Santos: Félix, presbítero; Eufrasio, Dacio, Fulgencio, Sabas, Caldeolo, Barbescemin, obispos; Malaquías, profeta; Juan de Ribera, Macrina, confesores; Ponciano, Prisco, Prisciliano, Engelmaro, Benedicta, mártires; Esteban, abad.
Tan mal estaban las cosas en su época que los herejes y los infieles disfrutaban esperando la pronta disolución de la Iglesia. Juan sintió fervor por los santos reformadores que el Espíritu Santo suscitó, también en ese tiempo, para aliviar las penas de su pueblo.
Nace en Sevilla, cuando esta era la puerta de entrada y salida para el Nuevo Mundo, y pertenece a la mejor prosapia. Hijo bastardo de don Pedro Afán Enríquez de Ribera y Portocarrero, conde de los Molares, duque de Alcalá, Virrey de Nápoles y antes de Cataluña. Su madre, doña Teresa de los Pinelos, murió muy pronto. La familia, con sus títulos nobles, es conocida en la ciudad por su generosidad y amor a los pobres.
Estudia en la Universidad de Salamanca cuando el Claustro salmanticense vive un período áureo entre las lecciones de Vitoria y los teólogos que tienen mucho que ver con Trento, porque son tiempos en los que la infidelidad y la herejía se combaten con las espadas y con la pluma. Allí termina los estudios y tiene cátedra.
El papa Pío IV lo nombra obispo de Badajoz, cuando aún no ha cumplido treinta años; no hay que olvidar que es hijo del Virrey de Nápoles y esas cosas tenían mucho peso por aquel entonces. Da comienzo a su andadura como prelado enviando seis predicadores con San Juan de Ávila para preparar las almas a la reforma que se postula desde Trento. Por su parte, no se queda quieto: predica con entusiasmo, se pone como un confesor más en el confesonario, visita y atiende con los sacramentos a los enfermos y, a veces, le toca dormir sobre sacos de sarmientos. Y hasta vende la vajilla de plata para remediar a los pobres. Escribe normas para la reforma de la vida de los obispos, primeras en España en su género. Para disgusto de los pacenses, les dura poco este obispo como pastor.

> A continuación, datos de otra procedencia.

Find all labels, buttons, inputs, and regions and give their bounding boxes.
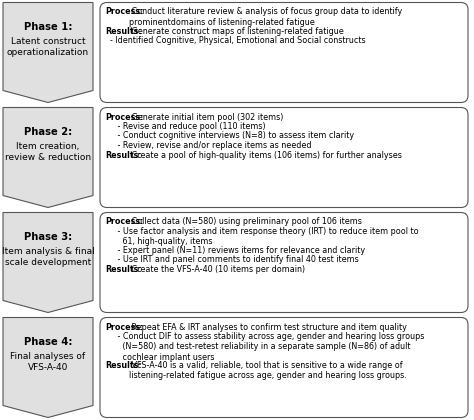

Ahora es Valencia la que disfrutará de su gobierno. Le ha precedido un santo que puso las metas muy altas. Fue Santo Tomás de Villanueva, el fraile que dio un vuelco a Valencia que por un siglo no ha disfrutado de la presencia de sus obispos. Allá va Juan como Arzobispo, después de haber dejado en Badajoz, repartidos entre los pobres, sus dineros, bienes y alhajas. Madruga, reza, estudia, recibe a la gente sin trabas ni excesos de respeto; es parco en la comida, rompe frecuentemente los moldes usuales de la época, siendo suficiente en ocasiones los higos secos, uvas o frutas del tiempo. Va haciendo acopio de libros como intelectual sin remedio. La Misa le dura con frecuencia dos horas… y con lágrimas, luego de despedir al acólito para estar a gusto con el Señor después de la consagración y entrar en diálogo íntimo, personal e intenso. Suenan las disciplinas y guarda los cilicios en lugar recóndito que siempre descubre su perspicaz asistente.
La meta marcada en su trabajo es poner en marcha la reforma de Trento. Sufre el problema de la abundante morisca a la que no consiguió convertir. Celebró siete sínodos. Las continuas visitas pastorales son el quicio de su pastoral junto con la atención a su clero al que adoctrina, anima, corrige o amonesta, siempre dándole ejemplo. Burjasot le ha visto en su plaza explicando el catecismo a los niños. En su propio palacio monta una escuela para los hijos de los nobles porque afirma que es obispo de todos: allí se forman bien los alumnos, se educan, pasan a la universidad, ayudan en los pontificales; aquello se parece por la piedad y los buenos modos a un seminario y, de hecho, salen de la institución cardenales, arzobispos y altos eclesiásticos.
Felipe III lo hace Virrey de Valencia y, desde entonces, las cosas marchan mejor, sobre todo la recta administración de la justicia.
Fundó en la ciudad el Colegio y Seminario del Corpus Christi. Y falleció en su amado colegio el 6 de enero de 1611. En Valencia se festeja el día 14 y en Badajoz, el 19, ambos en enero.
Con hombres tan íntegros y apostólicos, la Iglesia superó el obstáculo de herejes y de infieles. No hizo San Juan sino lo que es propio de un obispo, pero hacerlo en aquel tiempo fue mucho mérito.